Biochim Biophys Acta. 2011 Dec;1814(12):1796-801. doi: 10.1016/j.bbapap.2011.09.012. Epub 2011 Oct 6.
The entry of dengue viruses is mediated by pH triggering in the host cells. Here we have studied the DENV E protein stability and binding of its units at low and normal pH using MD and MM-PB/SA method for the first time. To investigate the role of pH in dissociation of dimeric protein, we have performed a concise study of hydrogen bonding and other interactions between units of dimer at low and normal pH. The Generalized Born calculation connotes that dimeric unit was relatively less stable and less proned for dimerisation at low pH. Our results provide a theoretical verification for previous assumptions of pH triggering mechanism of dengue envelope protein. During the pH alteration, we found a large decrement in salt bridges which were observed at normal pH. We also compared the flexibility of each unit and found that they exhibit different fluctuations during molecular dynamics simulations.
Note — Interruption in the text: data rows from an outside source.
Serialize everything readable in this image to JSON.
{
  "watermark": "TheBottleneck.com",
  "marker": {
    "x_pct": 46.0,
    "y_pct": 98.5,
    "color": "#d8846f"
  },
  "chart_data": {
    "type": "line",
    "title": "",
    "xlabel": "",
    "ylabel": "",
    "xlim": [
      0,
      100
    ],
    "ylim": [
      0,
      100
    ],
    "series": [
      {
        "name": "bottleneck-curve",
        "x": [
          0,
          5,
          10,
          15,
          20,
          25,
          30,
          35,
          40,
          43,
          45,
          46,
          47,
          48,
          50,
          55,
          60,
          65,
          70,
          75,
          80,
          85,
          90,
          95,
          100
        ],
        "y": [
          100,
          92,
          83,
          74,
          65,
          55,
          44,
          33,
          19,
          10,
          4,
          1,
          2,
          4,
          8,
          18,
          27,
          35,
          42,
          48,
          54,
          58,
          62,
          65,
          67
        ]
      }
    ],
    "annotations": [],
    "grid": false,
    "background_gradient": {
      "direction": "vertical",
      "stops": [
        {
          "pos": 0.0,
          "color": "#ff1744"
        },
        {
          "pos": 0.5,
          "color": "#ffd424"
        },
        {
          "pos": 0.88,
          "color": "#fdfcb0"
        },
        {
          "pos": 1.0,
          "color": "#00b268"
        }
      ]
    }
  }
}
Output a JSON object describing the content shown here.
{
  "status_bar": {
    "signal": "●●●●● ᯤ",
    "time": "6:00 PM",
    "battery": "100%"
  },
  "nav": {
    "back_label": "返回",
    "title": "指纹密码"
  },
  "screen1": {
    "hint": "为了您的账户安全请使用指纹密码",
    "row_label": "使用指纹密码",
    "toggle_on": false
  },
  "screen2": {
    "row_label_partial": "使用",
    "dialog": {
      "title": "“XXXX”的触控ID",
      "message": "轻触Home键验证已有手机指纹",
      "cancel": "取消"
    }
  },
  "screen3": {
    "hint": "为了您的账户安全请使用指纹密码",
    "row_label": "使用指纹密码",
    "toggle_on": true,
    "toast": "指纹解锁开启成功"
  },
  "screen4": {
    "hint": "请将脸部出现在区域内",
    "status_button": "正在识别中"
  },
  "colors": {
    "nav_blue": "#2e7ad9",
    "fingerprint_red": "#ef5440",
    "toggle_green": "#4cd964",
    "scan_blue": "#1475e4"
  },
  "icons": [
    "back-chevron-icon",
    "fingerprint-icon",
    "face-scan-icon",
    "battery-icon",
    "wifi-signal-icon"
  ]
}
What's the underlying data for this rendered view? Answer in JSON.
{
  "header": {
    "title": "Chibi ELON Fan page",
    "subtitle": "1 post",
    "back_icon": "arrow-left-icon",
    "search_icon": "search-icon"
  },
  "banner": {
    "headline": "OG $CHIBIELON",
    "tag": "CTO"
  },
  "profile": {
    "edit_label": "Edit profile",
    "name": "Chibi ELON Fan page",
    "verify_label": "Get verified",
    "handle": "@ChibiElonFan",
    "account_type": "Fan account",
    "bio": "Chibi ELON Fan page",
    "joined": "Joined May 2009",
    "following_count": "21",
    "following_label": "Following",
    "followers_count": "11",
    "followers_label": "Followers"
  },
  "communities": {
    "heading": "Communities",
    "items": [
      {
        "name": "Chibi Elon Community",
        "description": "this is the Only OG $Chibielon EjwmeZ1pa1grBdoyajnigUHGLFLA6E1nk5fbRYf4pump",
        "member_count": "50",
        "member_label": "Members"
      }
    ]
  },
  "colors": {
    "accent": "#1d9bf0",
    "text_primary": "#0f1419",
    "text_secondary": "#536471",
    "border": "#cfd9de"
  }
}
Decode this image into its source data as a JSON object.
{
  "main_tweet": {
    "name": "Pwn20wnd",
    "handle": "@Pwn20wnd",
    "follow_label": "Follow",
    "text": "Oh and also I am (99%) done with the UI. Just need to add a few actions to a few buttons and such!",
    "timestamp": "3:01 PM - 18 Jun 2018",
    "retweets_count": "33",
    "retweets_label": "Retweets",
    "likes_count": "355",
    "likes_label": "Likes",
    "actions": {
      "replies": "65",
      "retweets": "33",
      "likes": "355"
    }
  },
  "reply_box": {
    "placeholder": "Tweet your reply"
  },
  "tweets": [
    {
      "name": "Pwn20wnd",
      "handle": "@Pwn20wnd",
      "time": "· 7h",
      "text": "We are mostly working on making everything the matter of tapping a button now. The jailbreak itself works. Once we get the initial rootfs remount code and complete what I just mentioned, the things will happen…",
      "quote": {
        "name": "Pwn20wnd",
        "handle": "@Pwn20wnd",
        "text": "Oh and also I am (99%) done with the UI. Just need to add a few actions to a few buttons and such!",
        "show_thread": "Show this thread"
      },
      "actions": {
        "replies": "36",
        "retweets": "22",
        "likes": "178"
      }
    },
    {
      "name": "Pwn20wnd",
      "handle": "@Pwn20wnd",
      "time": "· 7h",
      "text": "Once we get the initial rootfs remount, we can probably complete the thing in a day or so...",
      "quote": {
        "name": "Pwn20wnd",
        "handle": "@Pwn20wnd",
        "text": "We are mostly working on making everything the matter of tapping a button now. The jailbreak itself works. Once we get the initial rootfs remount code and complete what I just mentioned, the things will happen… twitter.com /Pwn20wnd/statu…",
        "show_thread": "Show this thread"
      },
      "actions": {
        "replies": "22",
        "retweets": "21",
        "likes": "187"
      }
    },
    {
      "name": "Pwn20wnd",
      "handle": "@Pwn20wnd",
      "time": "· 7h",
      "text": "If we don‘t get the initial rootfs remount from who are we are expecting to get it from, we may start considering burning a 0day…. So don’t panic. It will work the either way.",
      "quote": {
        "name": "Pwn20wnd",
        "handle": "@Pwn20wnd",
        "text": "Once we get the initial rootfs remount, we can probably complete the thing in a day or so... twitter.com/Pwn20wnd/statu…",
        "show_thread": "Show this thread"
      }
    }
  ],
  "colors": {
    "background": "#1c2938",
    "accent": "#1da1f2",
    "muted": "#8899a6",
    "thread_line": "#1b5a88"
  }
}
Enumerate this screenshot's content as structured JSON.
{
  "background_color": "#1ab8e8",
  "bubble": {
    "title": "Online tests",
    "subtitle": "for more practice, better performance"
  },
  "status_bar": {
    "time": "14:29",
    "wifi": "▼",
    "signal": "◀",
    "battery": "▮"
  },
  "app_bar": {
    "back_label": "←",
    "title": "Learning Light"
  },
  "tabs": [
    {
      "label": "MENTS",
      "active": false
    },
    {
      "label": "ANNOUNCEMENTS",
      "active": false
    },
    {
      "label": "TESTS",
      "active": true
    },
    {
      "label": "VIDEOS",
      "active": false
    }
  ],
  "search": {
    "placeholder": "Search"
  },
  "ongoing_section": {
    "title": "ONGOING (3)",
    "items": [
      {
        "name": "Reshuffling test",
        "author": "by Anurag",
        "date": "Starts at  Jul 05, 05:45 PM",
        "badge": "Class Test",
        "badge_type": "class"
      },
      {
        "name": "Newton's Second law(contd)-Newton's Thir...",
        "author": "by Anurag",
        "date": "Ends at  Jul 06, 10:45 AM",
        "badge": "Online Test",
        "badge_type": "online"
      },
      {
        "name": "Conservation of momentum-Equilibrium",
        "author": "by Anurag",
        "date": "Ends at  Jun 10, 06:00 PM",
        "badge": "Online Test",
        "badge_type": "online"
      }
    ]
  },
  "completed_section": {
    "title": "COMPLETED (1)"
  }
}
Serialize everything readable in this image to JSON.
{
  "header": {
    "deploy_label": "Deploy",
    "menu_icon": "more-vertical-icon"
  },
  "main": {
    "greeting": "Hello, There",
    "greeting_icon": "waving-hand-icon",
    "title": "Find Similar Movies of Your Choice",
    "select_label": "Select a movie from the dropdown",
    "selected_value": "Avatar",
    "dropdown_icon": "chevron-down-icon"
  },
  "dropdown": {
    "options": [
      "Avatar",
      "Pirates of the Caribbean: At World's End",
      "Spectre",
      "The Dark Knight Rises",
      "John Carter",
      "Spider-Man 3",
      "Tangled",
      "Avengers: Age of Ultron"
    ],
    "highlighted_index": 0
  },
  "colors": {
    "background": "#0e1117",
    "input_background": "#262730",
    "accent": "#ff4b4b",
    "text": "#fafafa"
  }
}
登革病毒的进入是由宿主细胞中的pH触发介导的。在此,我们首次使用分子动力学(MD)和MM-PB/SA方法研究了登革病毒E蛋白在低pH和正常pH下的稳定性及其亚基的结合情况。为了研究pH在二聚体蛋白解离中的作用,我们对低pH和正常pH下二聚体亚基之间的氢键及其他相互作用进行了简要研究。广义玻恩计算表明,二聚体亚基在低pH下相对不稳定,且形成二聚体的倾向较小。我们的结果为先前关于登革病毒包膜蛋白pH触发机制的假设提供了理论验证。在pH改变过程中,我们发现正常pH下观察到的盐桥数量大幅减少。我们还比较了每个亚基的柔韧性,发现它们在分子动力学模拟中表现出不同的波动。